Brian could barely hear him now, heard mostly noise and static. “That's right. I can't fly. The plane is flying now but I don't know how much longer. Over.”

“. . . lost signal. Your location please. Flight number . . . location . . . ver.”

“I don't know my flight number or location. I don't know anything. I told you that, over.”

He waited now, waited but there was nothing. Once, for a second, he thought he heard a break in the noise, some part of a word, but it could have been static. Two, three minutes, ten minutes, the plane roared and Brian listened but heard no one. Then he hit the switch again.

“I do not know the flight number. My name is Brian Robeson and we left Hampton, New York headed for the Canadian oil fields to visit my father and I do not know how to fly an airplane and the pilot . . .”
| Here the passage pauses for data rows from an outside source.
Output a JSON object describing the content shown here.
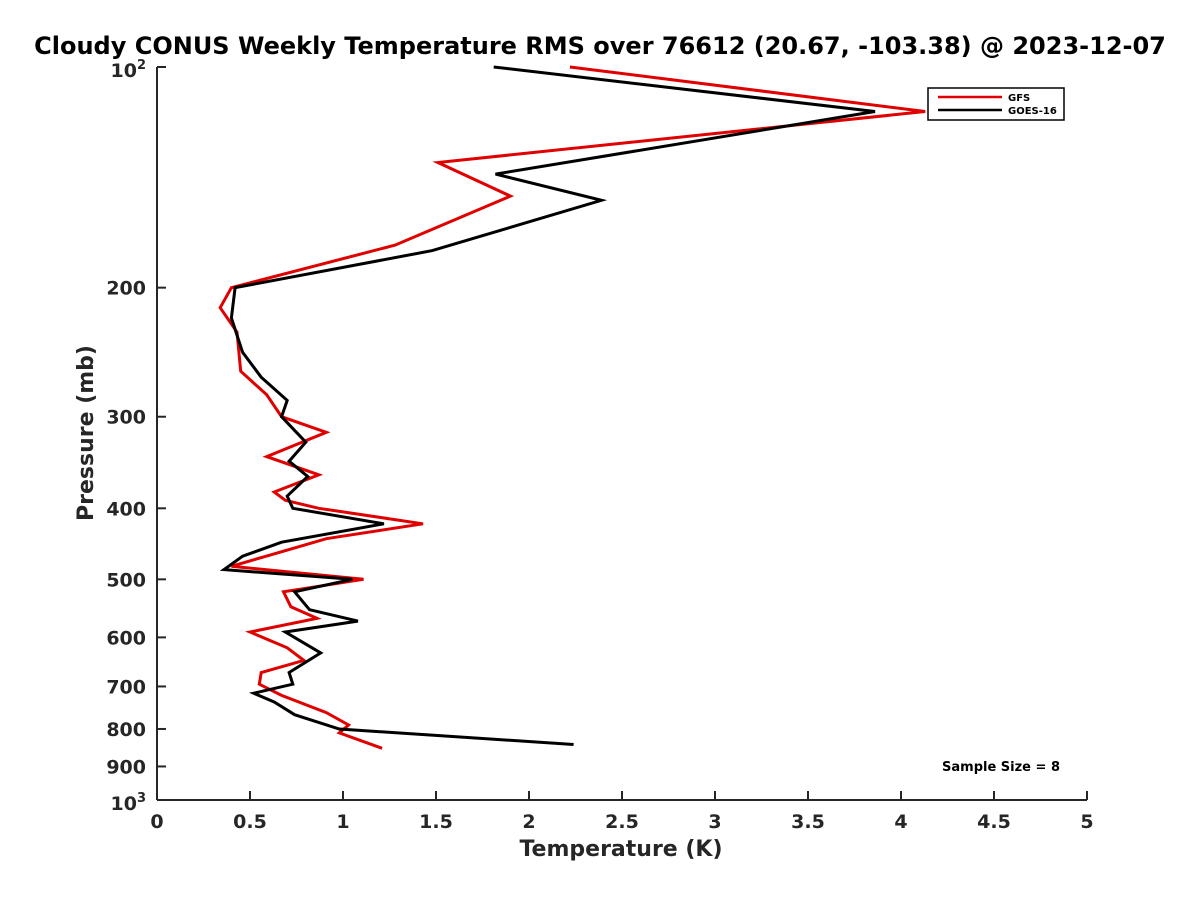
{
  "chart_data": {
    "type": "line",
    "title": "Cloudy CONUS Weekly Temperature RMS over 76612 (20.67, -103.38) @ 2023-12-07",
    "xlabel": "Temperature (K)",
    "ylabel": "Pressure (mb)",
    "xlim": [
      0,
      5
    ],
    "ylim": [
      100,
      1000
    ],
    "yscale": "log",
    "y_reversed": true,
    "xticks": [
      0,
      0.5,
      1,
      1.5,
      2,
      2.5,
      3,
      3.5,
      4,
      4.5,
      5
    ],
    "xtick_labels": [
      "0",
      "0.5",
      "1",
      "1.5",
      "2",
      "2.5",
      "3",
      "3.5",
      "4",
      "4.5",
      "5"
    ],
    "yticks": [
      200,
      300,
      400,
      500,
      600,
      700,
      800,
      900
    ],
    "ytick_labels": [
      "200",
      "300",
      "400",
      "500",
      "600",
      "700",
      "800",
      "900"
    ],
    "ylim_labels": {
      "top_base": "10",
      "top_exp": "2",
      "bottom_base": "10",
      "bottom_exp": "3"
    },
    "legend": {
      "position": "top-right",
      "entries": [
        "GFS",
        "GOES-16"
      ]
    },
    "annotation": "Sample Size = 8",
    "series": [
      {
        "name": "GFS",
        "color": "#e00000",
        "points": [
          [
            2.22,
            100
          ],
          [
            4.13,
            115
          ],
          [
            1.51,
            135
          ],
          [
            1.9,
            150
          ],
          [
            1.28,
            175
          ],
          [
            0.4,
            200
          ],
          [
            0.34,
            213
          ],
          [
            0.43,
            230
          ],
          [
            0.45,
            260
          ],
          [
            0.59,
            280
          ],
          [
            0.67,
            300
          ],
          [
            0.91,
            315
          ],
          [
            0.59,
            340
          ],
          [
            0.87,
            360
          ],
          [
            0.63,
            380
          ],
          [
            0.69,
            390
          ],
          [
            0.87,
            400
          ],
          [
            1.43,
            420
          ],
          [
            0.91,
            440
          ],
          [
            0.65,
            460
          ],
          [
            0.4,
            480
          ],
          [
            1.11,
            500
          ],
          [
            0.68,
            520
          ],
          [
            0.72,
            545
          ],
          [
            0.86,
            565
          ],
          [
            0.5,
            590
          ],
          [
            0.7,
            620
          ],
          [
            0.79,
            645
          ],
          [
            0.56,
            670
          ],
          [
            0.55,
            695
          ],
          [
            0.67,
            720
          ],
          [
            0.91,
            760
          ],
          [
            1.03,
            790
          ],
          [
            0.98,
            810
          ],
          [
            1.21,
            850
          ]
        ]
      },
      {
        "name": "GOES-16",
        "color": "#000000",
        "points": [
          [
            1.81,
            100
          ],
          [
            3.86,
            115
          ],
          [
            1.82,
            140
          ],
          [
            2.39,
            152
          ],
          [
            1.48,
            178
          ],
          [
            0.42,
            200
          ],
          [
            0.4,
            220
          ],
          [
            0.46,
            245
          ],
          [
            0.56,
            265
          ],
          [
            0.7,
            285
          ],
          [
            0.67,
            300
          ],
          [
            0.8,
            325
          ],
          [
            0.71,
            345
          ],
          [
            0.81,
            362
          ],
          [
            0.7,
            385
          ],
          [
            0.73,
            400
          ],
          [
            1.22,
            420
          ],
          [
            0.67,
            445
          ],
          [
            0.46,
            465
          ],
          [
            0.36,
            485
          ],
          [
            1.05,
            500
          ],
          [
            0.74,
            520
          ],
          [
            0.82,
            550
          ],
          [
            1.08,
            570
          ],
          [
            0.69,
            590
          ],
          [
            0.88,
            630
          ],
          [
            0.71,
            670
          ],
          [
            0.73,
            695
          ],
          [
            0.52,
            715
          ],
          [
            0.63,
            735
          ],
          [
            0.74,
            765
          ],
          [
            0.98,
            800
          ],
          [
            2.24,
            840
          ]
        ]
      }
    ]
  }
}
He let go of the mike. His voice was starting to rattle and he felt as if he might start screaming at any second. He took a deep breath. “If there is anybody listening who can help me fly a plane, please answer.”

Again he released the mike but heard nothing but the hissing of noise in the headset. After half an hour of listening and repeating the cry for help he tore the headset off in frustration and threw it to the floor. It all seemed so hopeless. Even if he did get somebody, what could anybody do? Tell him to be careful?

All so hopeless.

He tried to figure out the dials again. He thought he might know which was speed—it was a lighted number that read 160—but he didn't know if that was actual miles an hour, or kilometers, or if it just meant how fast the plane was moving through the air and not over the ground. He knew airspeed was different from groundspeed but not by how much.
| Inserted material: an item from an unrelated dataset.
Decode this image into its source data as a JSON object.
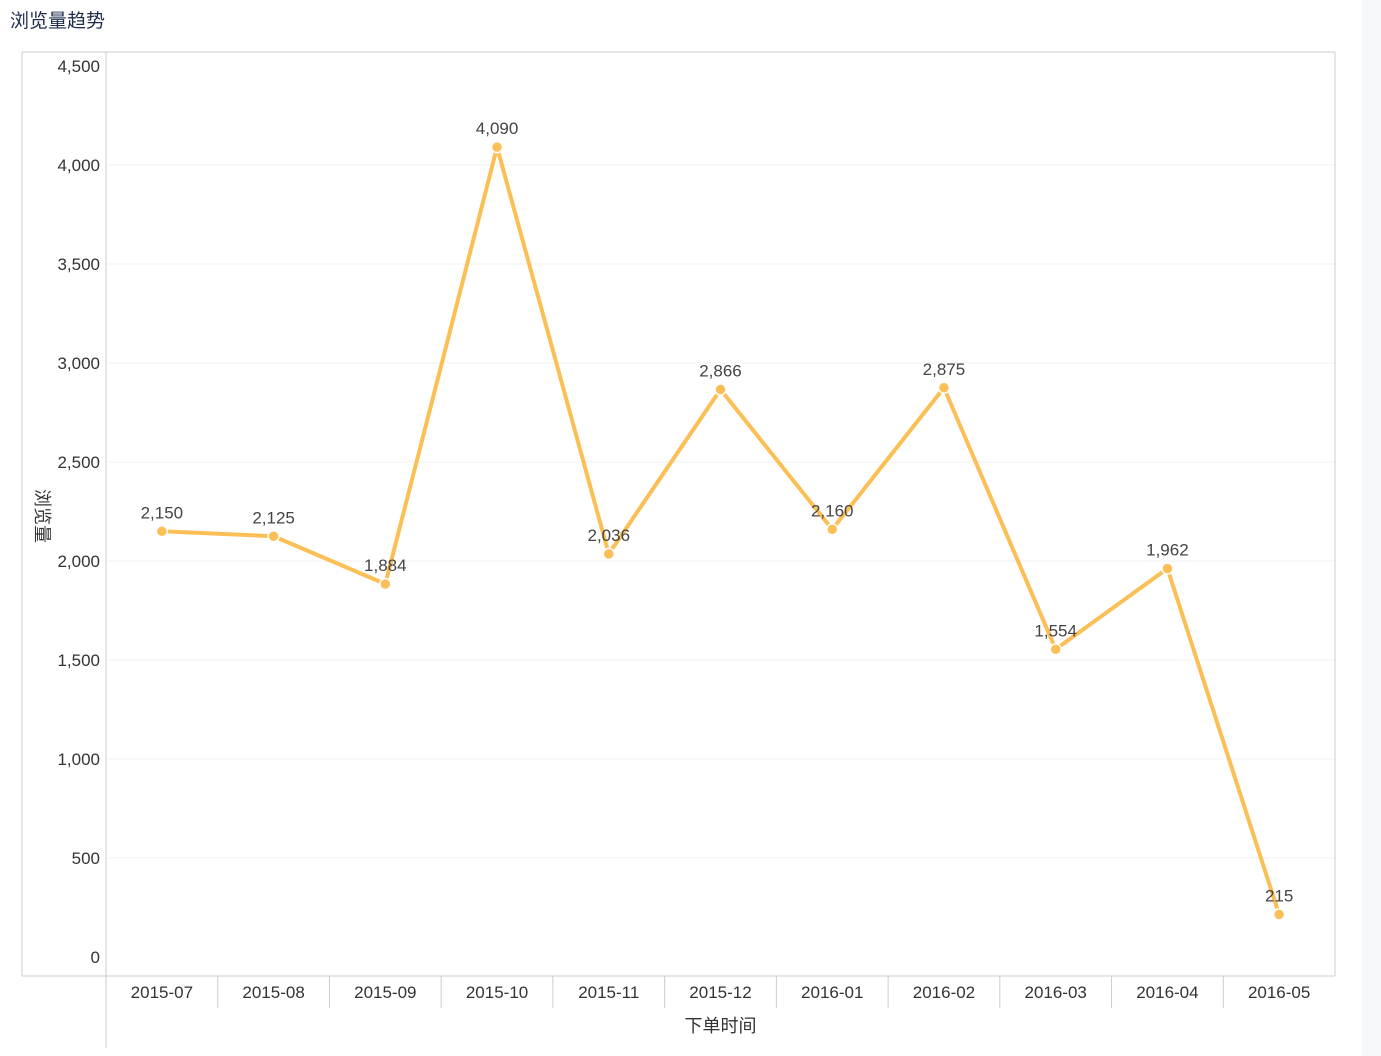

Parts of books he'd read about flying came to him. How wings worked, how the propeller pulled the plane through the sky. Simple things that wouldn't help him now.

Nothing could help him now.

An hour passed. He picked up the headset and tried again—it was, he knew, in the end all he had—but there was no answer. He felt like a prisoner, kept in a small cell that was hurtling through the sky at what he thought to be 160 miles an hour, headed—he didn't know where—just headed somewhere until . . .
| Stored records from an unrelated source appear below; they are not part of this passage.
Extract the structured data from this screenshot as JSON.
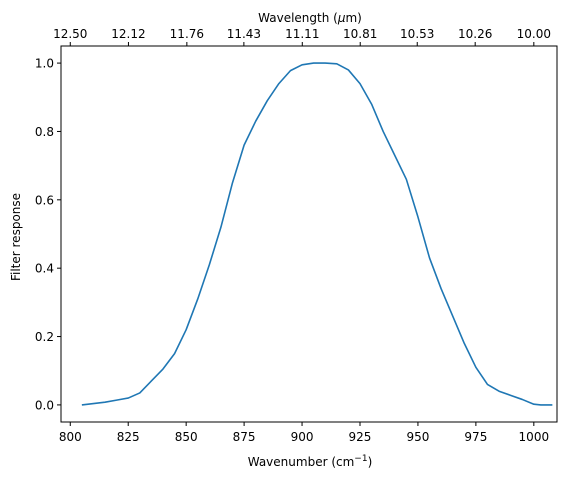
{
  "chart_data": {
    "type": "line",
    "xlabel": "Wavenumber (cm",
    "xlabel_sup": "−1",
    "xlabel_tail": ")",
    "ylabel": "Filter response",
    "top_xlabel_prefix": "Wavelength (",
    "top_xlabel_mu": "μ",
    "top_xlabel_suffix": "m)",
    "xlim": [
      796,
      1010
    ],
    "ylim": [
      -0.05,
      1.05
    ],
    "x_ticks": [
      800,
      825,
      850,
      875,
      900,
      925,
      950,
      975,
      1000
    ],
    "y_ticks": [
      0.0,
      0.2,
      0.4,
      0.6,
      0.8,
      1.0
    ],
    "y_tick_labels": [
      "0.0",
      "0.2",
      "0.4",
      "0.6",
      "0.8",
      "1.0"
    ],
    "top_ticks": [
      {
        "at": 800.0,
        "label": "12.50"
      },
      {
        "at": 825.1,
        "label": "12.12"
      },
      {
        "at": 850.3,
        "label": "11.76"
      },
      {
        "at": 874.9,
        "label": "11.43"
      },
      {
        "at": 900.1,
        "label": "11.11"
      },
      {
        "at": 925.1,
        "label": "10.81"
      },
      {
        "at": 949.7,
        "label": "10.53"
      },
      {
        "at": 974.7,
        "label": "10.26"
      },
      {
        "at": 1000.0,
        "label": "10.00"
      }
    ],
    "grid": false,
    "series": [
      {
        "color": "#1f77b4",
        "x": [
          805,
          810,
          815,
          820,
          825,
          830,
          835,
          840,
          845,
          850,
          855,
          860,
          865,
          870,
          875,
          880,
          885,
          890,
          895,
          900,
          905,
          910,
          915,
          920,
          925,
          930,
          935,
          940,
          945,
          950,
          955,
          960,
          965,
          970,
          975,
          980,
          985,
          990,
          995,
          1000,
          1003,
          1008
        ],
        "y": [
          0.0,
          0.004,
          0.008,
          0.014,
          0.02,
          0.035,
          0.07,
          0.105,
          0.15,
          0.22,
          0.31,
          0.41,
          0.52,
          0.65,
          0.76,
          0.83,
          0.89,
          0.94,
          0.978,
          0.995,
          1.0,
          1.0,
          0.998,
          0.98,
          0.94,
          0.88,
          0.8,
          0.73,
          0.66,
          0.55,
          0.43,
          0.34,
          0.26,
          0.18,
          0.11,
          0.06,
          0.04,
          0.028,
          0.016,
          0.002,
          0.0,
          0.0
        ]
      }
    ]
  }
}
There it was. Until what? Until he ran out of fuel. When the plane ran out of fuel it would go down.

Period.

Or he could pull the throttle out and make it go down now. He had seen the pilot push the throttle in to increase speed. If he pulled the throttle back out, the engine would slow down and the plane would go down.

Those were his choices. He could wait for the plane to run out of gas and fall or he could push the throttle in and make it happen sooner. If he waited for the plane to run out of fuel he would go father—but he did not know which way he was moving. When the pilot had jerked he had moved the plane, but Brian could not remember how much or if it had come back to its original course. Since he did not know the original course anyway and could only guess at which display might be the compass—the one reading 342—he did not know where he had been or where he was going, so it didn't make much difference if he went down now or waited.

Everything in him rebelled against stopping the engine and falling now. He had a vague feeling that he was wrong to keep heading as the plane was heading, a feeling that he might be going off in the wrong direction, but he could not bring himself to stop the engine and fall. Now he was safe, or safer than if he went down—the plane was flying, he was still breathing. When the engine stopped he would go down.

So he left the plane running, holding altitude, and kept trying the radio. He worked out a system. Every ten minutes by the small clock built into the dashboard he tried to radio with a simple message: “I need help. Is there anybody listening to me?”